Unfortunately for the US populous, the bill that just passed to reauthorize FISA included a selfish clause that would require the intelligence agencies to get consent from Congress to search the data of any member of Congress (but not regular citizens).
Now that they can effectively no longer be spied on without a warrant under FISA 702, our esteemed representatives have much less incentive to not reauthorize it when it needs to be renewed.
🚨 Congress gives itself a carve out in the reauthorization of FISA 702 warrantless spying on Americans.
The bill requires the FBI to notify and seek consent from Congress before violating the privacy of Congressmen.
This will persuade many members of Congress to vote yes. pic.twitter.com/usKVeNnq3b
— Thomas Massie (@RepThomasMassie) April 9, 2024
Things Are Not Really Black and White
To be sure, things are not black and white when it comes to using spyware and surveillance technologies as bad actors continue to find new ways to spy, scam, and hack.

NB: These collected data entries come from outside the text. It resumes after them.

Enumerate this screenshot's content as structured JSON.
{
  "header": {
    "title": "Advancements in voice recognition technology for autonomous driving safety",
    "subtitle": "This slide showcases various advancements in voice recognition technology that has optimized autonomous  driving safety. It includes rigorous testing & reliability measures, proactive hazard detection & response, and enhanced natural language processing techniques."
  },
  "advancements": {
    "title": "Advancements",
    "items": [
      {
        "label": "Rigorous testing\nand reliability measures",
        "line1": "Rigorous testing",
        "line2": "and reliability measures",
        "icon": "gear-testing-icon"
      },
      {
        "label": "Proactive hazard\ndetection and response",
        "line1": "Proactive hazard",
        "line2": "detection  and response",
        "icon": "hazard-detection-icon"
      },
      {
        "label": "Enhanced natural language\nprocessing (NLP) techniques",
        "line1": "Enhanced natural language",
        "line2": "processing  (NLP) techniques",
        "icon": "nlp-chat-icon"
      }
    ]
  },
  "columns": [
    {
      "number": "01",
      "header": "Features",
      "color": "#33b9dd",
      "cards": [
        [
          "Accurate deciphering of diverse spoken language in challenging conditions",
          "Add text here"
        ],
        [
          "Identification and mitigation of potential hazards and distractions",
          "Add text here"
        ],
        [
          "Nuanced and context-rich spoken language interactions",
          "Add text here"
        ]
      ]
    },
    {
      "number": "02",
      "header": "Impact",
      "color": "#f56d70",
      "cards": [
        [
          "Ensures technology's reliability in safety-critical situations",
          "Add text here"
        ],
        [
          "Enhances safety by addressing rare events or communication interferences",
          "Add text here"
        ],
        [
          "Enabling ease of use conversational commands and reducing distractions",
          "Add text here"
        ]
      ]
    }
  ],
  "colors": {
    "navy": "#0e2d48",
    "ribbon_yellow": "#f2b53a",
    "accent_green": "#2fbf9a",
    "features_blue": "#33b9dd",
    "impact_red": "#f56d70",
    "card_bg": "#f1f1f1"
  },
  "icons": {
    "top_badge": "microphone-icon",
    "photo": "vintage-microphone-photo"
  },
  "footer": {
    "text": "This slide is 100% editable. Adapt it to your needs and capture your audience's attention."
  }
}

Through active surveillance, governments can track down terrorists, white-collar criminals, as well as foreign agents. However, when the same surveillance is used against its law-abiding citizens, political adversaries, and friendly countries, it can become quite problematic.
It turns out that the government doesn’t even need to use its uncouth FISA powers or any kind of active surveillance to spy on its citizens. Last year, the Office of the Director of National Intelligence published a report that showed American intelligence agencies used data brokers to buy the private data of Americans.
The report said that this data “can be misused to pry into private lives, ruin reputations, and cause emotional distress and threaten the safety of individuals. Even subject to appropriate controls, CAI can increase the power of the government’s ability to peer into private lives to levels that may exceed our constitutional traditions or other social expectations.”
The US was also accused of spying on Germany between 2012 and 2014 which led to a diplomatic row between the two NATO allies.
Overall, like with every other technology, there are two sides to the coin. When done with the correct intent, even spyware and surveillance can serve the larger public good. However, when the same technology gets used (or rather abused) indiscriminately against normap people, it can become problematic as we have seen with multiple such cases.